Отец встретил его на пороге. В кузнице уже ревел огонь, плюясь из дверного проема снопами рыжих искр. Совий протянул руку, ловя особо ретивые огоньки на ладонь. Они с возмущенным шипением гасли, оставляя на коже маленькие красные точки. А ведь когда-то все было совершенно иначе.
Бур поздоровался с сыном и одобрительно ухмыльнулся добыче. Охотник из Совия и правда получился отличный – за все время лишь две зимы они провели без мяса.
В самую первую мальчишка с осени и до весны лежал на печи, не вставая и не произнося ни слова. Бур каждое утро обмазывал прожженные до костей руки холодящей мазью. Менял повязки несколько раз в день. Все деньги отдавал знахарям, добираясь до них, порой, сквозь тьму и метель, в которую даже звери по норам прятались. Делал все, лишь бы не пришлось отнимать приемышу руки, лишая его даже той крупицы надежды, которая поддерживала в нем призрак жизни.
Как будто мало было того, что Бур оставил службу при княжеском дворе, чтобы сдержать слово, данное когда-то кровному отцу Совия – спасти и защитить.
Только весной, когда из леса запахло березовым соком и живицей, мальчик открыл полуослепшие глаза, глубоко вздохнул и попросил Бура помочь ему выйти на крыльцо. Там он долго сидел, глядя на мир, оказавшийся куда более жестоким, чем мальчик мог представить, и обещал. Молча, про себя, не проронив вслух ни слова. Но тем важнее и тверже были его клятвы. Не предавать себя. Выполнять обещания. Не поднимать руку на невинных.
Ему пришлось учиться всему заново – потерянному, без привычного жара под кожей, избалованному, выросшему в семье, стоящей по правую руку от князя. Его учили воинскому делу, но Совий был уверен, что справится и без оружия.
Потому вторую зиму им с Буром тоже пришлось затянуть ремни.
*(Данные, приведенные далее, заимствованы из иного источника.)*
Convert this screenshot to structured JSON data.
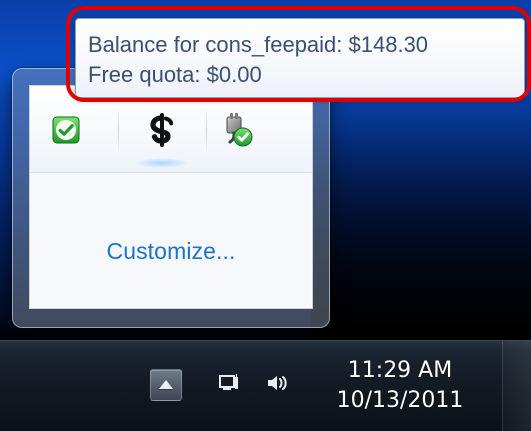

Из бывшего воеводы и бывшего дейваса охотники получились не самые лучшие. Их спасла только любовь Бура к кузнечному ремеслу, которое тому пришлось оставить, когда его призвал к себе князь. Буревестник развозил свои изделия по окрестным селам, снабдил всех приреченцев, но денег с того получил немного. А Совий учился.